Each Kafka topic must have a single partition as Debezium relies upon
the Kafka offset to indicate the FIFO order of all records.

Debezium events have this structure.
```
{
key: {
// Fields correspond to source table's primary key.
},
value: {
op: string,
before: {
// Fields correspond to source table's columns.
// Value is null if and only if op is "c" or "r".
},
after: {
// Fields correspond to source table's columns.
// Value is null if and only if op is "d".
},
// Remaining fields depend on database connector.
}
```

JDBC sync connector events have this structure.
```
{
key: {
// Fields correspond to destination table's primary key.
},
value: {
// Fields correspond to destination table's columns.
// Value is null for a tombstone (delete) record.
}
```

### Design assumptions

Debezium recommends using a single Kakfa topic for database table.
In this same way, we can scale out the Zed lake and `zync` processes.

We assume the following Debezium event types:
* `r` events indicate the read of a row during the startup snapshot,
* `c` events indicate the creation of a new row,
* `u` events indicate the update of an existing row, and
* `d` events indicate the deletion of an existing row.

To perform denormalization, we need to collect multiple input events to
produce a single output event. For example, a `c` event on input table A
and another `c` event on table B might need to be coalesced into a
mixed `c` event on output table C. There must be some way to correlate
such events, e.g., by presuming there is a unique ID present in both records,
or a foreign key in record A that can be used to locate
the primary key in record B.

Also, it might be desirable for a `u` event on table A to wait for a
`u` event on table B to perform a denormalized `u` event on table C
where the ETL needs info from both the A update and the B update to produce the
combined C update.
In other cases,
it might be more straightforward to simply allow the individual updates to
be transformed to table C updates. This would mean the ETL steps should be
specified in pieces so the `zync etl` command could apply a single configuration
to a combined A/B update versus a single A or a single B update.

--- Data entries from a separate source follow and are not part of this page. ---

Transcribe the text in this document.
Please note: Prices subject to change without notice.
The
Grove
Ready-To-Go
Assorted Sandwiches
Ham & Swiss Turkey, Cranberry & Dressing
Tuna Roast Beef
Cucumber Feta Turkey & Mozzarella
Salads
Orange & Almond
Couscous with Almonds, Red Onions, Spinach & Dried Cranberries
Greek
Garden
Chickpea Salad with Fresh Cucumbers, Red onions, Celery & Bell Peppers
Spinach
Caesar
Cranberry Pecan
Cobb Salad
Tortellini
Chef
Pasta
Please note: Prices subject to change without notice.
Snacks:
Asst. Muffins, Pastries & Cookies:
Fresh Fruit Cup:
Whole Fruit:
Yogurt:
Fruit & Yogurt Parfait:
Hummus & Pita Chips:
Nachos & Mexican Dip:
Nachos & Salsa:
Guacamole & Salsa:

The `zync etl` command assumes that each input record participates in exactly
one transformation event. This way, `zync etl` can track which input records have
been processed and which remain to be processed by recording in the transformed
pool all the Kafka offsets by topic, exactly once, of each input event processed.

### `zync etl` configuration

The `zync etl` command syncs one Zed data pool to another where the
input pool is created with `zync from-kafka` and the output pool is formatted
for `zync to-kafka`.

Since configuration can be complex with multiple ETLs of varying types,
the command is configured with YAML.

> These YAML options are preliminary and will be iterated upon and change.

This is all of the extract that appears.